Please forgive me if I missed a reply that argues for this, but... this seems like a very unreasonable position?

It is good to have more diversity in who is represented in books, so yes, people who aren't currently disabled should include disabled characters.

It's a real problem, though, that disabled characters are so often present in service to other characters' arcs as a challenge to overcome or to be inspirational, rather than whole people. Al Capone Does My Shirts is an example off the top of my head - I enjoyed the book when I read it, but I was eager for any representation of autism, at the time. A lot of autistics who have read the book think the pov character's sister is exactly the kind of lesson/inspiration prop that's problematic. I felt that way about The Curious Incident of the Dog in the Night-time - sure, it's great to have an autistic pov character, but it felt voyeuristic and based too strongly on stereotypes in service of Haddon's mystery concept, not what it's really like to be autistic.

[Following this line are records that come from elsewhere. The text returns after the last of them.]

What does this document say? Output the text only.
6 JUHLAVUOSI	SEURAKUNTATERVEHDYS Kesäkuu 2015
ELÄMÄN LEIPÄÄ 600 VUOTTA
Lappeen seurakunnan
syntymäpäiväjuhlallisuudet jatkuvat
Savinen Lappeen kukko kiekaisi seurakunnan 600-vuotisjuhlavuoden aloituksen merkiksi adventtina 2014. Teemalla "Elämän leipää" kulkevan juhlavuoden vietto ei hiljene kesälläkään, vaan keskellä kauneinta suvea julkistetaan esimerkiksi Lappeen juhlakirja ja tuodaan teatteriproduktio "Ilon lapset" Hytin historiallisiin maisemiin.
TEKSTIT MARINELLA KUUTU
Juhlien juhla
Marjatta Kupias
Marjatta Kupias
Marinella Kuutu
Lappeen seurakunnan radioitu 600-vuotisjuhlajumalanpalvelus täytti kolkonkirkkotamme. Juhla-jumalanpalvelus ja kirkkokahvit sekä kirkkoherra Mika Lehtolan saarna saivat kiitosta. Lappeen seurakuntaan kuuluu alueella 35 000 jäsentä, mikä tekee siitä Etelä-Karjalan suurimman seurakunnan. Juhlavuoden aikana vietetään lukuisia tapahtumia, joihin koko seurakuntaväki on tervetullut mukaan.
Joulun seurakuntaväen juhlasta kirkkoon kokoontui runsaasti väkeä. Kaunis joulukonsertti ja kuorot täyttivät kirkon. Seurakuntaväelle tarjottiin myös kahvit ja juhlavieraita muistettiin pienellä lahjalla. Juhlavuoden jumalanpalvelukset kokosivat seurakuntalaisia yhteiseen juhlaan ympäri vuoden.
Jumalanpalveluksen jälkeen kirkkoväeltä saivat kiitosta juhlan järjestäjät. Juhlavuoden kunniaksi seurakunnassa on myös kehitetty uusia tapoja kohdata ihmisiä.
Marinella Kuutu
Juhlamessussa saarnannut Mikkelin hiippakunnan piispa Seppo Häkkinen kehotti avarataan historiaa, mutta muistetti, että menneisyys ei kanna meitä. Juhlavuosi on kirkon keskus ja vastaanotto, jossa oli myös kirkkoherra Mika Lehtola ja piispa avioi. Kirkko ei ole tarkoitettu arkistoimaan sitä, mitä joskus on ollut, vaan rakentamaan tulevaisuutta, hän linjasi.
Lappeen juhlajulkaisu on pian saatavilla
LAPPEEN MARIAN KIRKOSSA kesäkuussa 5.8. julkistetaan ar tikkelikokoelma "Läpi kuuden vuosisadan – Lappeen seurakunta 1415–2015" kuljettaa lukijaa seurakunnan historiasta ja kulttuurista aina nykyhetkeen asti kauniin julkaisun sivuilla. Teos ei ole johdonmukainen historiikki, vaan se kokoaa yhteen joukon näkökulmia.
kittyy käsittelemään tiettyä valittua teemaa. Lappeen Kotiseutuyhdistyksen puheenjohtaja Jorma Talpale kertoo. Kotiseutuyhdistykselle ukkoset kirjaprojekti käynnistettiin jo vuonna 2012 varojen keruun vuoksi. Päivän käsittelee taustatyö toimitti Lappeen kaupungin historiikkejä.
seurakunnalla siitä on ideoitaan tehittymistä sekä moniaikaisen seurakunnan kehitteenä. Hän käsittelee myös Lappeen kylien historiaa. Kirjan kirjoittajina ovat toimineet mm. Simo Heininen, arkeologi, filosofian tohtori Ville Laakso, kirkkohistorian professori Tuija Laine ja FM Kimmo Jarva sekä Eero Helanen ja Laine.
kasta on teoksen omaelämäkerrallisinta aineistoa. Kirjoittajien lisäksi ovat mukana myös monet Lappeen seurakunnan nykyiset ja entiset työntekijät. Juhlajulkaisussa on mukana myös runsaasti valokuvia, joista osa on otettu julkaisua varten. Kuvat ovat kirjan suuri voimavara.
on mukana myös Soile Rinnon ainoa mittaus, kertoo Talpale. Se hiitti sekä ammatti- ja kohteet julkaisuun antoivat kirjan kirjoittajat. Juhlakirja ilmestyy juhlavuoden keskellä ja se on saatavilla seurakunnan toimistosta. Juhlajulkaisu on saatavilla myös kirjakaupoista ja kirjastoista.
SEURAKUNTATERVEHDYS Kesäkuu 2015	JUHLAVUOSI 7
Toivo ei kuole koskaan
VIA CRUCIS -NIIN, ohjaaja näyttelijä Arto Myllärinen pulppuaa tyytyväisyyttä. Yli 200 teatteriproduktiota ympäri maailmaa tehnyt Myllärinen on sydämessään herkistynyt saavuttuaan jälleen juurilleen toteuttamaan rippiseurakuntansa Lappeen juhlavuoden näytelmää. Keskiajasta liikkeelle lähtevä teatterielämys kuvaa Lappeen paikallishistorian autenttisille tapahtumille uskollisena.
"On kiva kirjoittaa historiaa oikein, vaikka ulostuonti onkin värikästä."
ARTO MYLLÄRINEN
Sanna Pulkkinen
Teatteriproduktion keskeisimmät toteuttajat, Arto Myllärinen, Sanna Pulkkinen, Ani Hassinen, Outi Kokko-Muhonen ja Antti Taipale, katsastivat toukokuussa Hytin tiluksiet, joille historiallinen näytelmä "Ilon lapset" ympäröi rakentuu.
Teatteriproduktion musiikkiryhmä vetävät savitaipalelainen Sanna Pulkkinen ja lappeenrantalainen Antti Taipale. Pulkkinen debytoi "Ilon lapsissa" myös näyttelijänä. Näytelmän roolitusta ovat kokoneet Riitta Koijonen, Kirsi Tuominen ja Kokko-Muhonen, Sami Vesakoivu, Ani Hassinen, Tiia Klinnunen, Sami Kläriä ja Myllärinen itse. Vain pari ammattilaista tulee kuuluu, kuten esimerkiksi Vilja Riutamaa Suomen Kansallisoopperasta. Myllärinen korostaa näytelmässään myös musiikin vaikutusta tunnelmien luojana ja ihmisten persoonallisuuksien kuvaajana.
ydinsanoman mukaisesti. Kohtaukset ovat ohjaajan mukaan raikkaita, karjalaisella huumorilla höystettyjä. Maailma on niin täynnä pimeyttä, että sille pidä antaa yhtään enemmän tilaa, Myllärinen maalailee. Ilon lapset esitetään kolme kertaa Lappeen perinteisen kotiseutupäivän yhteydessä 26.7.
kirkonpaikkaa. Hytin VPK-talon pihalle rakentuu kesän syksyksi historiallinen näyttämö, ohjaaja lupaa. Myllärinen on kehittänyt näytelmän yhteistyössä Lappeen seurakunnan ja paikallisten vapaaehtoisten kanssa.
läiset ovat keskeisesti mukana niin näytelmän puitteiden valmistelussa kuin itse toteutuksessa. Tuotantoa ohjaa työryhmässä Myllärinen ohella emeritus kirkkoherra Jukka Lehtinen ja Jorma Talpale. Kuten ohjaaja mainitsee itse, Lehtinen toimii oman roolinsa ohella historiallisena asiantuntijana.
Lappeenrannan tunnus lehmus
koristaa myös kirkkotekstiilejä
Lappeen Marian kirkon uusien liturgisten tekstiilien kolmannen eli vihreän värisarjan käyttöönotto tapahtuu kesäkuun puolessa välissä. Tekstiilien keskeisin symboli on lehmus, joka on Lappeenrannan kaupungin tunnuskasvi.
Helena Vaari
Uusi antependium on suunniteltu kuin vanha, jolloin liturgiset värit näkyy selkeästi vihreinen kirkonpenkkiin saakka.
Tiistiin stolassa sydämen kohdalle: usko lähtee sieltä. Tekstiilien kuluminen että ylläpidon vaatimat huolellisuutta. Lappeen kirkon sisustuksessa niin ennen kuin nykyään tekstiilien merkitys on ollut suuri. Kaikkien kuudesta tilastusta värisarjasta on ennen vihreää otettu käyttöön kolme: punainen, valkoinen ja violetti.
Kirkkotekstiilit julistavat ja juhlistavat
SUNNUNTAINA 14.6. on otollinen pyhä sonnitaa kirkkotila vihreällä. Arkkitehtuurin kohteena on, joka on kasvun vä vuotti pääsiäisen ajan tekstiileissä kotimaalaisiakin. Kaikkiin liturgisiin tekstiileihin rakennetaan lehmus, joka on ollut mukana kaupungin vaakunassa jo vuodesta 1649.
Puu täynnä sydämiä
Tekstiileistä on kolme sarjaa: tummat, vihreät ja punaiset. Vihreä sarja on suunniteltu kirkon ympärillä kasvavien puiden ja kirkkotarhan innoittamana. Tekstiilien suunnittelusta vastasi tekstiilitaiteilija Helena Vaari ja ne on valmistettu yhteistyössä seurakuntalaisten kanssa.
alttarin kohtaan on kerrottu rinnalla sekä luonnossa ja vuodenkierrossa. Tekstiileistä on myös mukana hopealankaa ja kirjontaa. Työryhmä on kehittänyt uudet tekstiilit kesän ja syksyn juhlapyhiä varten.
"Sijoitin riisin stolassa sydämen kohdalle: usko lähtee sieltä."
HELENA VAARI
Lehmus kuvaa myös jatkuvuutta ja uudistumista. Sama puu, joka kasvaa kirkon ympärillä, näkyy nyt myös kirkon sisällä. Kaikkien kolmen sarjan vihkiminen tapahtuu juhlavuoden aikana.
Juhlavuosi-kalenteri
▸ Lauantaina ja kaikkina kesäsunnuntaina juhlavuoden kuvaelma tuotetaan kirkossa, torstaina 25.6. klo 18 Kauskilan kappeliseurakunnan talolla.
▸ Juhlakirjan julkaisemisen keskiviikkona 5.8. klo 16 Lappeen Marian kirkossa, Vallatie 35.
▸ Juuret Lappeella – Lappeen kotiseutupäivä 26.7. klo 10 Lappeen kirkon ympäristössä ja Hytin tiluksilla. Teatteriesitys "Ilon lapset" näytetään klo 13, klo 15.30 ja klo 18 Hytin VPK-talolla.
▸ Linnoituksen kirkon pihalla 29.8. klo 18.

When you don't have a particular disability, it's only too easy to fall into those traps because you just don't know they're there to fall into. (But there are sensitivity readers to help during edits! Sensitivity readers are out there for any marginalized identity, because they want to help authors include better representation, rather that no representation.)

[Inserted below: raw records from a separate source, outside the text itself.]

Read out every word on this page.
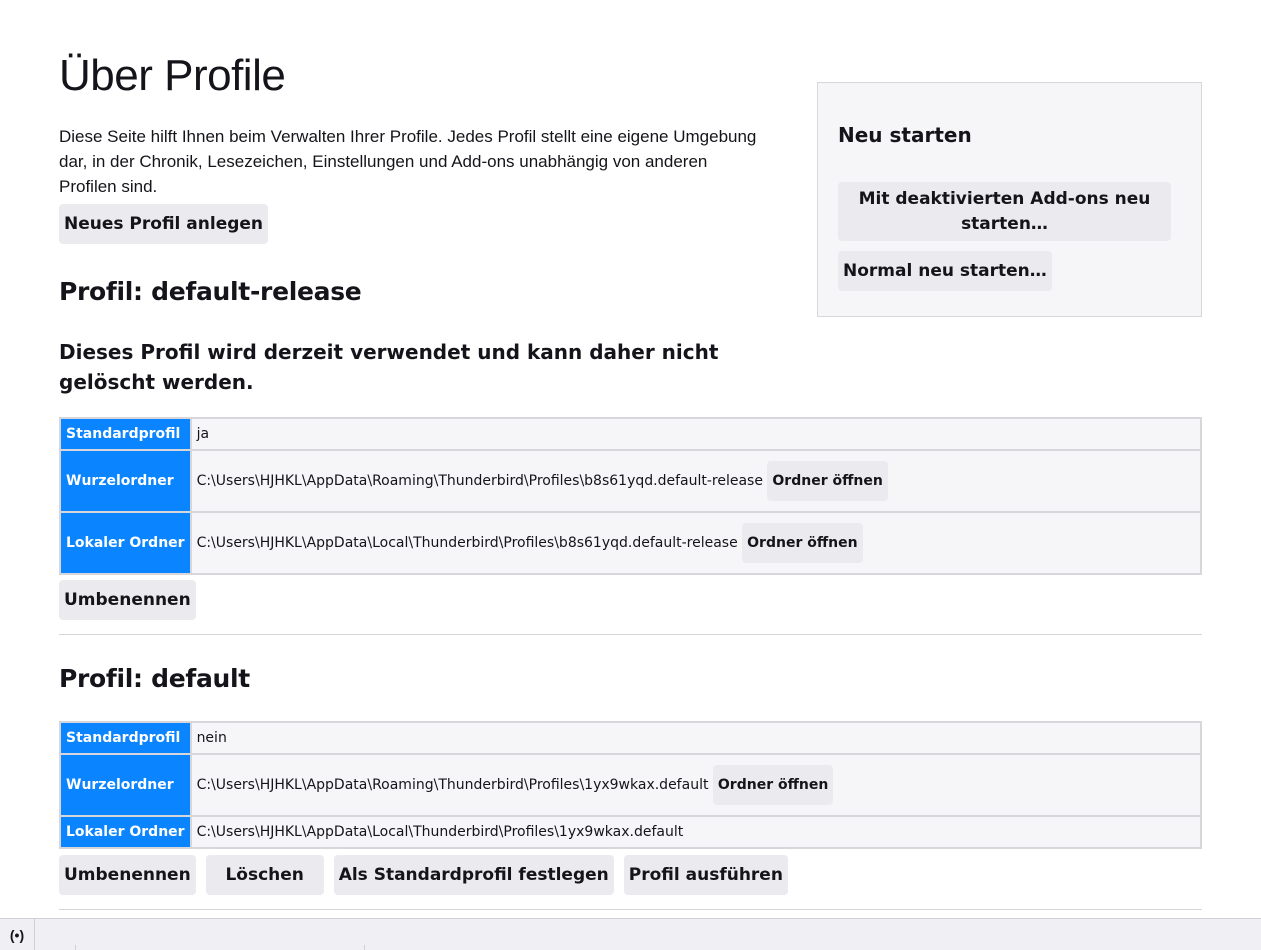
Über Profile

Diese Seite hilft Ihnen beim Verwalten Ihrer Profile. Jedes Profil stellt eine eigene Umgebung dar, in der Chronik, Lesezeichen, Einstellungen und Add-ons unabhängig von anderen Profilen sind.

Neues Profil anlegen
Profil: default-release

Dieses Profil wird derzeit verwendet und kann daher nicht gelöscht werden.

Standardprofil	ja
Wurzelordner	C:\Users\HJHKL\AppData\Roaming\Thunderbird\Profiles\b8s61yqd.default-release Ordner öffnen

Lokaler Ordner	C:\Users\HJHKL\AppData\Local\Thunderbird\Profiles\b8s61yqd.default-release Ordner öffnen
Umbenennen
Profil: default
Standardprofil	nein
Wurzelordner	C:\Users\HJHKL\AppData\Roaming\Thunderbird\Profiles\1yx9wkax.default Ordner öffnen

Lokaler Ordner	C:\Users\HJHKL\AppData\Local\Thunderbird\Profiles\1yx9wkax.default
Umbenennen	Löschen	Als Standardprofil festlegen Profil ausführen
Neu starten
Mit deaktivierten Add-ons neu starten…
Normal neu starten…
(•)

On a related note, I read What Katy Did for the first time last year, and was surprised by how relatable the chapters about her disability were! Through my own experience, and understanding the 1868 context of what was expected from girls and women, I thought it was all very realistic and reasonable. But most of what I've heard about how it promotes bad disability rep and disability as a punishment for headstrong behavior/disobedience has come from people who hadn't had the experience of being bedbound. (It's possibly the best example of disability in 19th century children's fiction that I've seen thus far, though Bessie at the Sea-Shore from 1867 is pretty ok, too, with a vet who lost his foot in war, and a boy who fell off a ladder and needs a wheelchair.)

20GraceCollection
May 20, 2025, 10:40 pm

>19 keristars: My comment was a reply to comments like, 'Before an author can write meaningfully about living with disabilities, s/he needs to have experienced it. Either by being disabled, or living with a disabled partner/sibling/child ... There is no point in somebody who doesn't know about living with disability deciding to habe a disabled main character.' and 'I doubt that it would be realistic for a main character. New authors are always being told, "Write what you know." So, while I would like characters to see and interact with more people using walkers in the city, I don'y really expect to see main characters using them.' (Emphasis mine)

I know there is bad disability representation, and I've seen it too. However, I don't think the solution to bad representation is that all abled writers should be banned or discouraged from making their main character disabled. I've seen plenty of male authors write terrible female characters, does that mean all male authors should only be allowed to write male main characters?

I don't want to be misunderstood; quantity is not the same as quality and I don't want more bad representation. However, I would rather have abled authors that are educated and have sensitivity readers write disabled characters, than for abled authors to be disallowed from ever writing disability. Simon Sort of Says features two disabled characters, and for that matter features characters from other ethnicities than the author, but Erin Bow used multiple sensitivity readers and wrote a fantastic and moving novel that won many awards, at least one specifically for its disability representation. I would rather live in a world where this book exists than in one where every abled author believes a disabled main character 'has no point'.

21keristars
May 21, 2025, 12:47 am

>20 GraceCollection: Ah, gotcha, thanks! I guess when I read those statements, I didn't think of it so much as "they shouldn't write at all" as "they should be very careful". But I was certainly bringing my assumptions to that reading. :)

22-Niko-
May 22, 2025, 1:54 pm

>20 GraceCollection: That was well said. It raises a point on the issue and adds different perspectives on the situation!